Apparently before 2 Live Crew formed in Miami in 1985, Campbell was a local DJ who went by the moniker "Luke Skywalker,” inspired not by the Mark Hamill character in the original Star Wars trilogy (which concluded in 1983) but by New York Knicks star Kenny "Sky" Walker. (Back then Campbell was known by the nickname "Luke" instead of his given name "Luther.") Once his new group began to accumulate fame -- and notoriety -- for their controversial lyrics, especially with the song "Me So Horny" from their 1989 album As Nasty As They Wanna Be, the George Lucas camp became concerned about this other, non-family friendly Luke Skywalker, which was also the name of 2 Live Crew's label (though Campbell had altered the spelling to "Skyywalker"). In 1990 Lucasfilm slapped him with a $300 million federal lawsuit charging Campbell and the label with allegations including trademark infringement and unfair competition.

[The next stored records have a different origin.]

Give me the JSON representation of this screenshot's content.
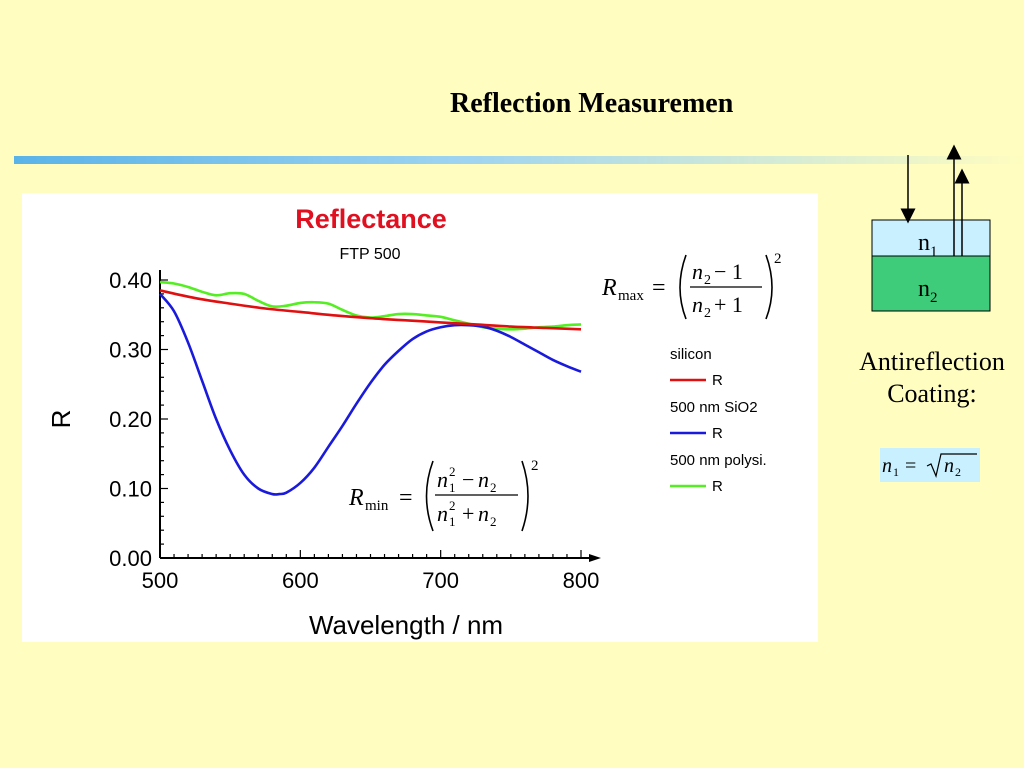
{
  "slide": {
    "title": "Reflection Measuremen",
    "caption_line1": "Antireflection",
    "caption_line2": "Coating:"
  },
  "diagram": {
    "top_layer_label": "n",
    "top_layer_sub": "1",
    "bottom_layer_label": "n",
    "bottom_layer_sub": "2",
    "top_layer_color": "#C8F0FF",
    "bottom_layer_color": "#3FCC7A"
  },
  "formulas": {
    "rmax": "R_max = ((n2 − 1)/(n2 + 1))^2",
    "rmin": "R_min = ((n1^2 − n2)/(n1^2 + n2))^2",
    "coating": "n1 = √n2"
  },
  "chart_data": {
    "type": "line",
    "title": "Reflectance",
    "subtitle": "FTP 500",
    "xlabel": "Wavelength / nm",
    "ylabel": "R",
    "xlim": [
      500,
      800
    ],
    "ylim": [
      0,
      0.4
    ],
    "xticks": [
      "500",
      "600",
      "700",
      "800"
    ],
    "yticks": [
      "0.00",
      "0.10",
      "0.20",
      "0.30",
      "0.40"
    ],
    "legend_position": "right",
    "grid": false,
    "series": [
      {
        "name": "silicon",
        "legend_label": "R",
        "color": "#E01010",
        "x": [
          500,
          525,
          550,
          575,
          600,
          625,
          650,
          675,
          700,
          725,
          750,
          775,
          800
        ],
        "y": [
          0.385,
          0.374,
          0.366,
          0.359,
          0.354,
          0.349,
          0.345,
          0.342,
          0.339,
          0.336,
          0.333,
          0.331,
          0.329
        ]
      },
      {
        "name": "500 nm SiO2",
        "legend_label": "R",
        "color": "#1A1ADC",
        "x": [
          500,
          510,
          520,
          530,
          540,
          550,
          560,
          570,
          580,
          585,
          590,
          600,
          610,
          620,
          630,
          640,
          650,
          660,
          670,
          680,
          690,
          700,
          710,
          720,
          730,
          740,
          750,
          760,
          770,
          780,
          790,
          800
        ],
        "y": [
          0.38,
          0.355,
          0.31,
          0.255,
          0.2,
          0.155,
          0.12,
          0.1,
          0.092,
          0.092,
          0.094,
          0.108,
          0.13,
          0.16,
          0.19,
          0.222,
          0.252,
          0.278,
          0.298,
          0.315,
          0.326,
          0.332,
          0.335,
          0.335,
          0.333,
          0.327,
          0.318,
          0.307,
          0.296,
          0.285,
          0.276,
          0.268
        ]
      },
      {
        "name": "500 nm polysi.",
        "legend_label": "R",
        "color": "#55EE22",
        "x": [
          500,
          510,
          520,
          530,
          540,
          550,
          560,
          570,
          580,
          590,
          600,
          610,
          620,
          630,
          640,
          650,
          660,
          670,
          680,
          690,
          700,
          710,
          720,
          730,
          740,
          750,
          760,
          770,
          780,
          790,
          800
        ],
        "y": [
          0.397,
          0.395,
          0.39,
          0.383,
          0.378,
          0.381,
          0.38,
          0.37,
          0.362,
          0.363,
          0.367,
          0.368,
          0.366,
          0.357,
          0.349,
          0.346,
          0.348,
          0.351,
          0.351,
          0.349,
          0.347,
          0.342,
          0.337,
          0.332,
          0.33,
          0.329,
          0.33,
          0.332,
          0.333,
          0.335,
          0.336
        ]
      }
    ]
  }
}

"I could have settled, but then I watched the movie and I decided to fight it because I didn’t think I was infringing,” Campbell recalls. After getting arrested for wearing a Luke Skywalker logo shirt against a judge's orders however he decided to "take it on the chin" and eventually settled out of court for $300,000.

“I respect the fact that people love the movie," Campbell said, though he's told his kids, " if you really want to watch that movie, you can buy it bootleg." But there may be an even bigger motivation behind the boycott than he'd like to let on:

“I like f--king Star Trek,” Campbell admitted. "If you are a trekkie, you damn sure don’t love Star Wars.”